The judgment is rather controversial and has been appealed. The state maintains that evaluating combustion emissions from the fields is not required as part of the EIA by neither the EIA Directive nor Norwegian petroleum regulations. Another reason for the appeal is that the PDOs would have been approved by the state even if an EIA that did include an evaluation of such emissions had been conducted prior to the approvals. In such case, the procedural error that the (alleged) incomplete EIAs constitute, could not have influenced the outcome of the decision, and the approvals are valid according to Section 41 of the Public Administration Act. 

In a landmark ruling issued on 20 June 2024, the UK Supreme Court concurred with the Oslo District Court’s interpretation of the EIA Directive, which is also implemented in UK national regulations. The UK case concerns an application for a planning permission to expand oil production from a well site granted by the local council in Surrey County. The EIA had solely focused on the combustion emissions within the well site during the project’s operational phase and excluded the emissions from the eventual combustion of the extracted oil. By a three-to-two majority, the UK Supreme Court found that the council’s decision was unlawful because the climate impact of the eventual burning of fossil fuels offsite should have been, but was not, considered. The majority clarified that combustion emissions are indeed “direct or indirect […] effects of the project” as defined by the EIA Directive and national UK regulations. 

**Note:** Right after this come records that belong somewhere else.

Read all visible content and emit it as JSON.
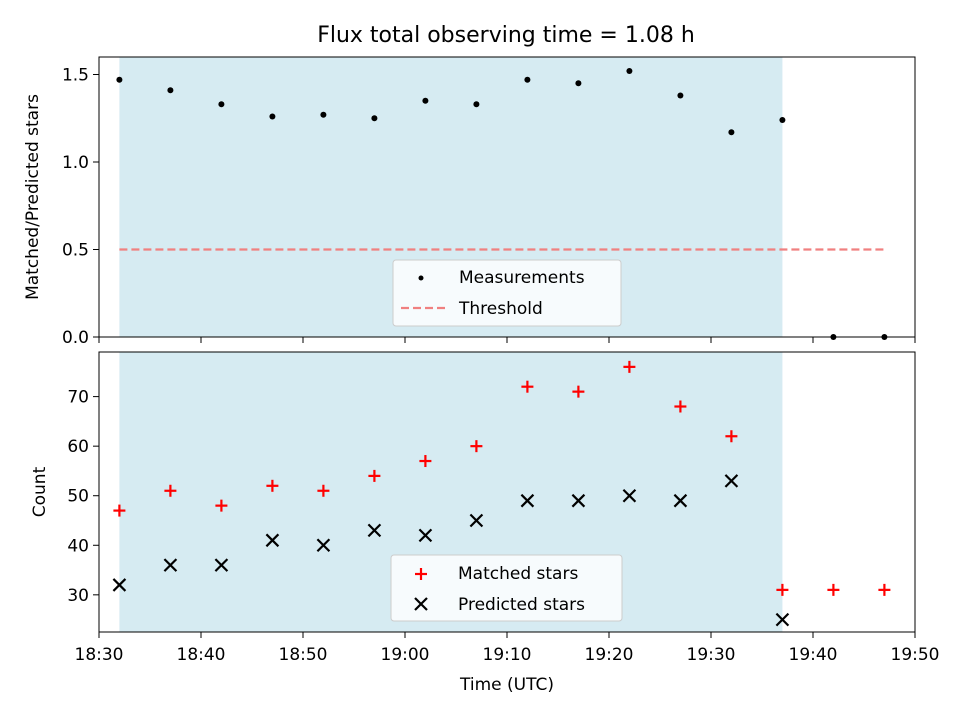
{
  "chart_data": [
    {
      "type": "scatter",
      "title": "Flux total observing time = 1.08 h",
      "xlabel": "",
      "ylabel": "Matched/Predicted stars",
      "ylim": [
        0,
        1.6
      ],
      "yticks": [
        "0.0",
        "0.5",
        "1.0",
        "1.5"
      ],
      "xlim": [
        "18:30",
        "19:50"
      ],
      "shaded_interval": [
        "18:32",
        "19:37"
      ],
      "legend": {
        "position": "lower center",
        "entries": [
          "Measurements",
          "Threshold"
        ]
      },
      "series": [
        {
          "name": "Measurements",
          "marker": "dot",
          "color": "#000000",
          "x": [
            "18:32",
            "18:37",
            "18:42",
            "18:47",
            "18:52",
            "18:57",
            "19:02",
            "19:07",
            "19:12",
            "19:17",
            "19:22",
            "19:27",
            "19:32",
            "19:37",
            "19:42",
            "19:47"
          ],
          "y": [
            1.47,
            1.41,
            1.33,
            1.26,
            1.27,
            1.25,
            1.35,
            1.33,
            1.47,
            1.45,
            1.52,
            1.38,
            1.17,
            1.24,
            0.0,
            0.0
          ]
        },
        {
          "name": "Threshold",
          "style": "dashed",
          "color": "#f08080",
          "x": [
            "18:32",
            "19:47"
          ],
          "y": [
            0.5,
            0.5
          ]
        }
      ]
    },
    {
      "type": "scatter",
      "title": "",
      "xlabel": "Time (UTC)",
      "ylabel": "Count",
      "ylim": [
        22.5,
        79
      ],
      "yticks": [
        "30",
        "40",
        "50",
        "60",
        "70"
      ],
      "xticks": [
        "18:30",
        "18:40",
        "18:50",
        "19:00",
        "19:10",
        "19:20",
        "19:30",
        "19:40",
        "19:50"
      ],
      "xlim": [
        "18:30",
        "19:50"
      ],
      "shaded_interval": [
        "18:32",
        "19:37"
      ],
      "legend": {
        "position": "lower center",
        "entries": [
          "Matched stars",
          "Predicted stars"
        ]
      },
      "series": [
        {
          "name": "Matched stars",
          "marker": "plus",
          "color": "#ff0000",
          "x": [
            "18:32",
            "18:37",
            "18:42",
            "18:47",
            "18:52",
            "18:57",
            "19:02",
            "19:07",
            "19:12",
            "19:17",
            "19:22",
            "19:27",
            "19:32",
            "19:37",
            "19:42",
            "19:47"
          ],
          "y": [
            47,
            51,
            48,
            52,
            51,
            54,
            57,
            60,
            72,
            71,
            76,
            68,
            62,
            31,
            31,
            31
          ]
        },
        {
          "name": "Predicted stars",
          "marker": "x",
          "color": "#000000",
          "x": [
            "18:32",
            "18:37",
            "18:42",
            "18:47",
            "18:52",
            "18:57",
            "19:02",
            "19:07",
            "19:12",
            "19:17",
            "19:22",
            "19:27",
            "19:32",
            "19:37"
          ],
          "y": [
            32,
            36,
            36,
            41,
            40,
            43,
            42,
            45,
            49,
            49,
            50,
            49,
            53,
            25
          ]
        }
      ]
    }
  ],
  "colors": {
    "shade": "#add8e6",
    "threshold": "#f08080",
    "matched": "#ff0000",
    "predicted": "#000000",
    "measurement": "#000000"
  }
}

This interpretation of the EIA Directive aligns with the decision from the Oslo District Court, where the court determined that the EIA directive requires considering all relevant climate impacts, not just direct ones. Astonishingly enough, the UK Supreme Court even cited the Norwegian district court ruling – if only because it found the reasoning persuasive.

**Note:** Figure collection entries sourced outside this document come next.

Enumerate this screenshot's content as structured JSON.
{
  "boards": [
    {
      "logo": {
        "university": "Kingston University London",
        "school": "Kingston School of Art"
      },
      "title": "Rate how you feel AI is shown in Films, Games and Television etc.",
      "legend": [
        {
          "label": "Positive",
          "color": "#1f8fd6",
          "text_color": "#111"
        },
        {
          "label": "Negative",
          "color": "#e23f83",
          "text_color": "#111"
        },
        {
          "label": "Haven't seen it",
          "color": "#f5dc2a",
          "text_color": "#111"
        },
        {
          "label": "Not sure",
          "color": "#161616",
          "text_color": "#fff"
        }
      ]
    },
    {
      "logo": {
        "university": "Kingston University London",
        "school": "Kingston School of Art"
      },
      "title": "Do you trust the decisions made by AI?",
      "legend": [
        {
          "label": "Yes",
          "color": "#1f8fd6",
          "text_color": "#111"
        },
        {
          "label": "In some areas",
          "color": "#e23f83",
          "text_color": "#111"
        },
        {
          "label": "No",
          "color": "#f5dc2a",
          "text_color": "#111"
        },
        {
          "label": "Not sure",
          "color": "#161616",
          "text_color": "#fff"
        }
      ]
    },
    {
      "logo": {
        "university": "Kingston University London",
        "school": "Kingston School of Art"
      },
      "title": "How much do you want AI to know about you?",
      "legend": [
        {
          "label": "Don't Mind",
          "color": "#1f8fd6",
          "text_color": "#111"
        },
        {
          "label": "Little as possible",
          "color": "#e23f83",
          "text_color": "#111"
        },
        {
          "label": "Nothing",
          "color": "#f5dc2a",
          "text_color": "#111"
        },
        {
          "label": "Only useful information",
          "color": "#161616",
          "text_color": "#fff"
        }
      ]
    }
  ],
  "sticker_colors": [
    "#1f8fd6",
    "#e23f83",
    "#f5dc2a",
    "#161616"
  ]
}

Will the UK Supreme Court decision have any impact on Norwegian law?   

When the Norwegian Appeal Court considers the state’s appeal in September, one main question will be whether the EIAs conducted were sufficient although they did not consider combustion emissions. If the EIAs were not sufficient, the next question is whether there is a not entirely remote possibility that this procedural error has influenced the state’s decision to approve the PDOs.  

In its consideration of the first issue, there is now the question of whether there is an increased possibility that the Appeal Court finds that evaluating combustion emissions from the fields was required as part of the EIA as result of the ruling from the UK Supreme Court. However, this judgment has formally very limited authority on Norwegian law and will only impact the Norwegian Appeal Court’s decision insofar as the court finds the reasoning of the UK Supreme Court persuasive.  

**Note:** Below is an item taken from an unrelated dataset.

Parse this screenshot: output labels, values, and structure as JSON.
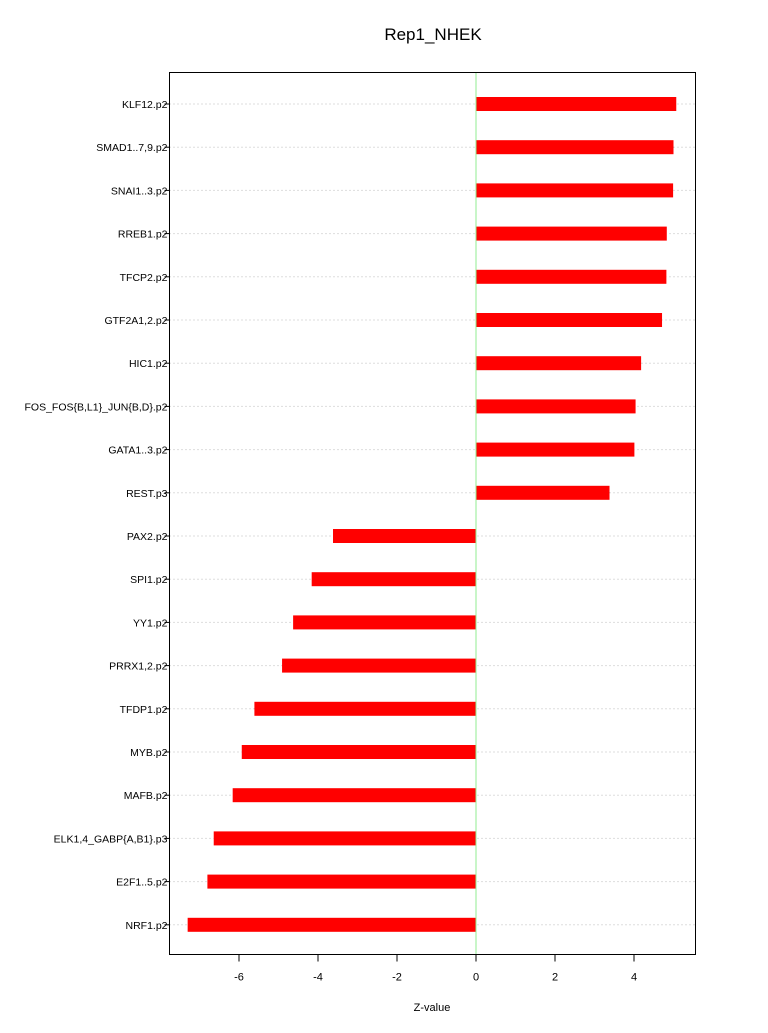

Another key point is that even if one assumes that the interpretation of the EIA Directive by the UK Supreme Court and the Oslo District Court is correct, and the EIAs were insufficient, this will not automatically lead to invalidity in the Norwegian case. In Norway, the obligation to conduct EIAs is a procedural rule and, as explained, administrative decisions are valid despite procedural errors if there is no reason to believe that they have influenced the decision. There is only a finding of invalidity if there is a not entirely remote possibility that the error has influenced the decision and an assessment of the relevant interests in play leads to invalidity. In the case at issue, there is reason to assume that EIAs that did include combustion emissions would not have contributed to any new information that was not already considered before the PDOs were approved. In such case, the approvals are valid according to Section 41 of the Public Administration Act. 

Therefore, the Norwegian Appeal Court’s assessment of validity based on (alleged) procedural errors will remain an independent and distinctly Norwegian law evaluation, regardless of the UK Supreme Court’s interpretation of the EIA Directive.  

It is also worth noting that even if the Appeal Court should decide to invalidate the approval of the PDOs, this will not prohibit the state from conducting complete EIAs and, with that, correcting the (alleged) procedural errors, before then approving the PDOs.